Monday, May 11, 2009

Carfree Living in Vauban, Germany



Vauban, home to 5,500 residents within a rectangular square mile, may be the most advanced experiment in low-car suburban life. But its basic precepts are being adopted around the world in attempts to make suburbs more compact and more accessible to public transportation, with less space for parking. In this new approach, stores are placed a walk away, on a main street, rather than in malls along some distant highway.

New York Times

Learn more at Vauban's website.

4 comments:

lucy said...

how come we don't have brilliant kid-friendly and bike-friendly neighborhoods like this in the US? i wanna live in one!

Freedem said...

Sensible public transportation will always be needed for distances beyond a few miles and extremely localized employment will mean that one would have to move frequently or be limited to a very fragile job base.

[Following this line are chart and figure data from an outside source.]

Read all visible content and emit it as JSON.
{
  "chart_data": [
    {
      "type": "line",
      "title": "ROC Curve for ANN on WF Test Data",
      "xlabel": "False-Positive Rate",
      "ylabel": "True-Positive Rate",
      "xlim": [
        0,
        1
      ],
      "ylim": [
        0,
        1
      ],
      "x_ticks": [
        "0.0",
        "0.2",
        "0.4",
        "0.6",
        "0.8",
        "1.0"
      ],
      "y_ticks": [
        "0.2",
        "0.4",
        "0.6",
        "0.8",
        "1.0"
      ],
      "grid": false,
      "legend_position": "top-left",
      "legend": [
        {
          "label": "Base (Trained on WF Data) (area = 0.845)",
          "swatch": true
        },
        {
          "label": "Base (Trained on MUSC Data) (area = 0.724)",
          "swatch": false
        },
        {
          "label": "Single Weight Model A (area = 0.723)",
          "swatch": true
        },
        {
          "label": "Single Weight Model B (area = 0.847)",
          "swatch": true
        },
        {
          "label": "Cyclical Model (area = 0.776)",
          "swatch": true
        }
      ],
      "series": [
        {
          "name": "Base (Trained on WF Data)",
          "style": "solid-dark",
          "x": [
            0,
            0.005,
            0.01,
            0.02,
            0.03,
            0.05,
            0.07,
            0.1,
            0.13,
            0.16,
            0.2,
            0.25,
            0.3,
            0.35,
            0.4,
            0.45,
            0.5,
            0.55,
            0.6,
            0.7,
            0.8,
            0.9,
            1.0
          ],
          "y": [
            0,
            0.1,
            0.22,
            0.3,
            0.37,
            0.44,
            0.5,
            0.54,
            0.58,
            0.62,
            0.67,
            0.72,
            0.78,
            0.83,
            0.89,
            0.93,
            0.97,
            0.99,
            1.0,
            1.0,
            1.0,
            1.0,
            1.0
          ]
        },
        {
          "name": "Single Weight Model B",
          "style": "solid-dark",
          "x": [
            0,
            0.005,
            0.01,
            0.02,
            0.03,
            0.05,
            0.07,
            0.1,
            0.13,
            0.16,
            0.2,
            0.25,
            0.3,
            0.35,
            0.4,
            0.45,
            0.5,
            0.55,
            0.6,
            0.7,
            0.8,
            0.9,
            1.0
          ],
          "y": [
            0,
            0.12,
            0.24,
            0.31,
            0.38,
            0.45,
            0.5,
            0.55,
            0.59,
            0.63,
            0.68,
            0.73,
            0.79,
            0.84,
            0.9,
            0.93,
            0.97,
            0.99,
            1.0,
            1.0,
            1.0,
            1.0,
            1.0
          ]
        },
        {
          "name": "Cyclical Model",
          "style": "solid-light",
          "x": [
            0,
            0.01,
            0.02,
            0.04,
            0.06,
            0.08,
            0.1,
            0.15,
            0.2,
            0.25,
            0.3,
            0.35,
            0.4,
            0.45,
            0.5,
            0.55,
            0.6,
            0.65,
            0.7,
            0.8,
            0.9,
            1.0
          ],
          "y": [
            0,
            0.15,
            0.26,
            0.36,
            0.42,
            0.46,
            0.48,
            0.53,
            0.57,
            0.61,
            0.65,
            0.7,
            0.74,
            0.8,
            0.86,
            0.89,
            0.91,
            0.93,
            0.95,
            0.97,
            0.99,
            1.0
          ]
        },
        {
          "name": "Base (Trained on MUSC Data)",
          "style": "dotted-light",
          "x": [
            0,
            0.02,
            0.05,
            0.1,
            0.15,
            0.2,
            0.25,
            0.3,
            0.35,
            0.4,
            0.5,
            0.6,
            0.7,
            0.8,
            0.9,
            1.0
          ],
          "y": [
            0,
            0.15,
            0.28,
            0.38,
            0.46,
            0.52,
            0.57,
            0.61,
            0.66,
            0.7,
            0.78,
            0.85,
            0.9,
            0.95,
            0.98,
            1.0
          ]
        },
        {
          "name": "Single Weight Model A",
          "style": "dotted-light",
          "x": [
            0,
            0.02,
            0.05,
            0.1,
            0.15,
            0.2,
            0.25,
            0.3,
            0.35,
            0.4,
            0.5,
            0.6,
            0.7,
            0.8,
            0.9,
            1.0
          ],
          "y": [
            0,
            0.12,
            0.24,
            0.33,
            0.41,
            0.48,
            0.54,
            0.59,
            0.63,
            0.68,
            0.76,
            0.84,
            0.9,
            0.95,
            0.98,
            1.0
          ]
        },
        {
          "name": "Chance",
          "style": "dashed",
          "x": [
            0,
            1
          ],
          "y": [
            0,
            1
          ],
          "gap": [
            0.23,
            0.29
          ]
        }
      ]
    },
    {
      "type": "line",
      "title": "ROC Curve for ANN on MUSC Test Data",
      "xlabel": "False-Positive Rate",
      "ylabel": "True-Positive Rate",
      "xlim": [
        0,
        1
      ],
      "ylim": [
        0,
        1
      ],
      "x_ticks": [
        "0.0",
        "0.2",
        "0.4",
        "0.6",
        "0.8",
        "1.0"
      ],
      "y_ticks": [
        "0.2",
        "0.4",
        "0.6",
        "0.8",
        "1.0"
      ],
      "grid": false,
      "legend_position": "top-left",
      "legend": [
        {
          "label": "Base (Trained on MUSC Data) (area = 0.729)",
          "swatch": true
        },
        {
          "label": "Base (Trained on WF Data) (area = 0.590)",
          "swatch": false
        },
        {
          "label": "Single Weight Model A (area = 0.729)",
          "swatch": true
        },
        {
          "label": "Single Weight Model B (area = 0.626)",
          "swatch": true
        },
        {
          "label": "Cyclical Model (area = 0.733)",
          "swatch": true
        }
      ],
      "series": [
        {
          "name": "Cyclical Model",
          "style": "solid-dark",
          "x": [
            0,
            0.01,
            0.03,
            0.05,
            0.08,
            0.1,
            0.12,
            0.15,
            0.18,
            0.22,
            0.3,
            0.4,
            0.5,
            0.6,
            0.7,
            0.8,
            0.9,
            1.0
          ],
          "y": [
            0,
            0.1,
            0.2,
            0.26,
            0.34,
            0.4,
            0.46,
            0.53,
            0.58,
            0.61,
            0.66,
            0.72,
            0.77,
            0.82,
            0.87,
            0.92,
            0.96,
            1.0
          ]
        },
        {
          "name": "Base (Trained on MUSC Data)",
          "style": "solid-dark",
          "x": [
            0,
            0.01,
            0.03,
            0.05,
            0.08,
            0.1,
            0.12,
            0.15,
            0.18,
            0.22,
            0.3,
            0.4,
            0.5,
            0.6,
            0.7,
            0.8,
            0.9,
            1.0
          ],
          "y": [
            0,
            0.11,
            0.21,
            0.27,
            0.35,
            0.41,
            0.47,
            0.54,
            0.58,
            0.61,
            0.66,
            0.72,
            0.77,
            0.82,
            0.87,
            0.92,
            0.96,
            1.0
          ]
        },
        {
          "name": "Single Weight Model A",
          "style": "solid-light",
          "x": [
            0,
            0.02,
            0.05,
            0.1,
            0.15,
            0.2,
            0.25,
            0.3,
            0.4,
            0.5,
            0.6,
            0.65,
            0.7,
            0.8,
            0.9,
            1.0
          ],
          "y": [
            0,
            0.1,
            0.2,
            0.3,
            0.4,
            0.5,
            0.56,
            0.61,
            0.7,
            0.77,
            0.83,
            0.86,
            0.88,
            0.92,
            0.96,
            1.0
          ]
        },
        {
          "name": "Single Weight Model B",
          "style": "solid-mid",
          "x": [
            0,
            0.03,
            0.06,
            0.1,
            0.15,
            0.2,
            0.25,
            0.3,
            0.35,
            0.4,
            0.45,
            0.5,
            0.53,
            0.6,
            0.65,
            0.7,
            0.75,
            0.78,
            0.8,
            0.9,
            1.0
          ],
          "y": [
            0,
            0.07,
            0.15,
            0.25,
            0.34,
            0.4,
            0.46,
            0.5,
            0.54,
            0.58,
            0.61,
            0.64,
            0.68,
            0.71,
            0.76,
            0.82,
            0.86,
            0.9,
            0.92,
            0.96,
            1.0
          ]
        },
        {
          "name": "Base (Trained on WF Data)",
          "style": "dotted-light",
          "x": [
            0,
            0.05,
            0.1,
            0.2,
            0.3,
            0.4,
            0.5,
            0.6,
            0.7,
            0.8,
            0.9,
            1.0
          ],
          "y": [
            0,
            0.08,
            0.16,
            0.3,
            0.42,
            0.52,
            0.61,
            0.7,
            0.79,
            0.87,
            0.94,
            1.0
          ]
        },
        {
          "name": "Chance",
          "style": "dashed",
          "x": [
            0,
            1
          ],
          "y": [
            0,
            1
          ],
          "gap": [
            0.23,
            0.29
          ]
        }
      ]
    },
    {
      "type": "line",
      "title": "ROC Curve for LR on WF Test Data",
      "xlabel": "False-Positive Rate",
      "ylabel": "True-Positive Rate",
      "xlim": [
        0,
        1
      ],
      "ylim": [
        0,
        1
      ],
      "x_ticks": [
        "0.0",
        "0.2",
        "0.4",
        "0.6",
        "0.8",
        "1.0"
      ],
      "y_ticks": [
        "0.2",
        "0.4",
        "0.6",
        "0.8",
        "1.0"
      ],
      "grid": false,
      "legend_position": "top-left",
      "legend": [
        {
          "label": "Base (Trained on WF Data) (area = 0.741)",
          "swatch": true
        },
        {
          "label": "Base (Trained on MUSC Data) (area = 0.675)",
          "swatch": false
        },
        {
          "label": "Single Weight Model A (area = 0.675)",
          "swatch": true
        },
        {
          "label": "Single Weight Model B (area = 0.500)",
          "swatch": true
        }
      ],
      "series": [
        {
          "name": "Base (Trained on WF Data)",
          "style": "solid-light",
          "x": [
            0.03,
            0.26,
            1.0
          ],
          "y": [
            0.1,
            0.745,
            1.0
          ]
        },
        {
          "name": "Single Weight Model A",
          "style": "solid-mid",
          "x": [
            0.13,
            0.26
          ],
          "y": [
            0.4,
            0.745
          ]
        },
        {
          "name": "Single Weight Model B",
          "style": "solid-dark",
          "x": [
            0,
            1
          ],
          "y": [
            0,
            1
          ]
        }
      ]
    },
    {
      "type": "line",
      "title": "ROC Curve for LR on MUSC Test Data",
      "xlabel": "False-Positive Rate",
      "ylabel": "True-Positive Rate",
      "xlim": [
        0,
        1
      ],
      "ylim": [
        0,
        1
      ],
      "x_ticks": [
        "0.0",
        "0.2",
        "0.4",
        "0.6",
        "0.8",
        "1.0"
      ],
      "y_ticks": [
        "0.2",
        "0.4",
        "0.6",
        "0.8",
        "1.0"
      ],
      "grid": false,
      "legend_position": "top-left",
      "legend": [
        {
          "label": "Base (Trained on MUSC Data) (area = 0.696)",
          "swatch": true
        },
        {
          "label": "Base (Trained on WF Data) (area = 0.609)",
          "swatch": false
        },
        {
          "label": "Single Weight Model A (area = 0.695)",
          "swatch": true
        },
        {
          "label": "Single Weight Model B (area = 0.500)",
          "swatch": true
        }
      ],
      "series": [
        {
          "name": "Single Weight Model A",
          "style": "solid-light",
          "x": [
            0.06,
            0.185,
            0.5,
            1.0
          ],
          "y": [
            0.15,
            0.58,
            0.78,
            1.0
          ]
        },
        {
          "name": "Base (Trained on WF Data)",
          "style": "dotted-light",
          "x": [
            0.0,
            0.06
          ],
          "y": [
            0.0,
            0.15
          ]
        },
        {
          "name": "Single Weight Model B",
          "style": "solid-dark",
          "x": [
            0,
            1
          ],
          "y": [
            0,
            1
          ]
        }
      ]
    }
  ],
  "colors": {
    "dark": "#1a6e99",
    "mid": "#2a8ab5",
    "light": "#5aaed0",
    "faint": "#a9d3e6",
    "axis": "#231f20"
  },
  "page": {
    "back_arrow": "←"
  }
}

An Ultralight Rail system that would also take local vehicles (bikes, Segways etc) would solve that problem but would need to pre-exist before such systems would be really viable.

Brains said...

@ FREEDEM Fortunately Freiburg (Vauban's metropole) is a small city in a country of compact cities. It presents another solution, besides light rail, to inadequate localized employment: pavement moratoriums, a.k.a. less sprawl.

@ BRIAN Didn't you link to this town a couple of years ago? Way to be ahead of The Times!

Unknown said...

Note that the NY Times article quotes David Ceaser from CarFree City USA, the mothership of this very blog.

Seems we have become a resource for reporters.